Cessez-le-feu, nous avait-on dit. Exactement une semaine plus tard, le 26 mars, ce fut la tuerie sauvage de la rue d'Isly. Des éléments de l'armée ont ouvert le feu sur des PIEDS-NOIRS. Une attaque ignominieuse de militaires armés contre des civils sans défense, avançant derrière le drapeau tricolore. Un véritable " tir aux lapins "
-----On a longtemps ergoté sur de prétendues provocations. On a parlé de tireurs embusqués sur les toits. Bien à l'abri, prenant tout leur temps pour viser, ces fameux tireurs devaient être bien maladroits. On n'a relevé ni blessés ni morts parmi ceux qui nous assassinaient.
-----Il est vrai que pendant qu'on recherchait les " provocateurs "présumés, on évitait de poser les vraies questions. Quel est donc l'officier supérieur ou peut-être même le général qui, pour contenir une foule d'Européens exubérants, a eu l'idée " géniale " de faire appel à un régiment de tirailleurs algériens composé de jeunes recrues que l'armistice avait " déboussolées ". De jeunes soldats qui n'avaient reçu aucune formation en matière de maintien de l'ordre.

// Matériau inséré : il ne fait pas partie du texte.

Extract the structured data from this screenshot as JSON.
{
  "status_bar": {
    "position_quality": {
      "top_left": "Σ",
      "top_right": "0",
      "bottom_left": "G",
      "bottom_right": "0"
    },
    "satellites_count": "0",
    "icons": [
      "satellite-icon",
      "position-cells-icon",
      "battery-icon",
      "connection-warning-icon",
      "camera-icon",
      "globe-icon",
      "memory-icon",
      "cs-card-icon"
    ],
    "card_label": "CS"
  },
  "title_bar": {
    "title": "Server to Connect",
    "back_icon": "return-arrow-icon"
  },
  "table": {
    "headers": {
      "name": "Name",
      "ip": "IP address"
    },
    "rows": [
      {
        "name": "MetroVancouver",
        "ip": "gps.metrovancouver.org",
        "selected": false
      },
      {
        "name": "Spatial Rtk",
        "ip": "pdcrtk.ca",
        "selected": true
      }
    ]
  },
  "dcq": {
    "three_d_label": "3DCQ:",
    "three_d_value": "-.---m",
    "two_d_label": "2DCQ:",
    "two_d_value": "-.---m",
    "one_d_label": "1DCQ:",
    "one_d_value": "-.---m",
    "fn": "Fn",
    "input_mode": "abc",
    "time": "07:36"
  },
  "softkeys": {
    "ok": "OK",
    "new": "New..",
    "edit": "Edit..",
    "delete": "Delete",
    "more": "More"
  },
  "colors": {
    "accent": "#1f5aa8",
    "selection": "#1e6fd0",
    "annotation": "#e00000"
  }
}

-----Pour palier cette carence, avait-on, au moins, pris la plus élémentaire des précautions? Leur donner un encadrement de qualité. Nullement. Qui commandait cette troupe le 26 mars? Leur chef se trouvait-il parmi ses soldats prêt à assumer ses responsabilités? A prendre, immédiatement, sur place, les mesures rendues nécessaires par l'évolution de la situation? A donner des ordres clairs, cohérents, compréhensibles par les soldats pour éviter la moindre " bavure "?Hélas non! Sur le terrain, il y avait le lieutenant OUCHENE. Par l'intermédiaire des radios, le monde entier a entendu son appel désespéré " Halte au feu! Halte au feu! ". Comme encadrement, dans une période troublée, c'était plutôt léger!
-----Certes, il y avait un chef de bataillon. Mais lui, n'avait pris aucun risque. Il était demeuré, bien à l'abri, au Bastion XV.
Et le colonel? Le père du régiment? Il était beaucoup plus loin encore. C'est au soleil à BERROUAGHIA, qu'on le retrouva. Un chef de corps qui, apparemment, préférait ignorer les missions confiées à son régiment. Quand on ne se mouille pas, on ne risque pas de s'enrhumer.
-----A ALGER, à l'époque, il y avait pléthore d'officiers supérieurs et de généraux. A l'Etat-major, il y a toujours les officiers de permanence. Combien en avez-vous vu accourir rue d'Isly au moment de la fusillade?
-----Dernière remarque. Au cours de cette agression contre la population d'ALGER, avez-vous entendu sonner un clairon pour réclamer le cessez-le-feu ? Négligence ? Incurie ? Crime, certainement. Contre une foule pacifique, on a envoyé des militaires en armes, prêts à tirer des balles mortelles. Mais on a oublié comment éviter l'irréparable. Quelle inconscience!!!Loin de moi l'intention de dramatiser. Mais que voulez-vous, pour nous qui nous souvenons, mars ne pourra plus jamais être le mois du renouveau, du retour des beaux jours. Mars est désormais le mois de tous nos malheurs. Le mois qui a creusé tant de tombes quand on attendait qu'il ouvre la porte au printemps.Marc LYSSET
-----Chaque 26 mars, des cérémonies du souvenir sont organisées dans toutes les grandes villes. A Paris, c'est en l'église de St-Nicolas du Chardonnet, 23, rue des Bernardins, 75005 Paris, que l'Association des Familles des Victimes du 26 mars 1962 et leurs Alliés - B.P. 27 - 95321 St-Leu La Forêt Cedex, a instauré ce qu'est devenue, malheureusement, une tradition.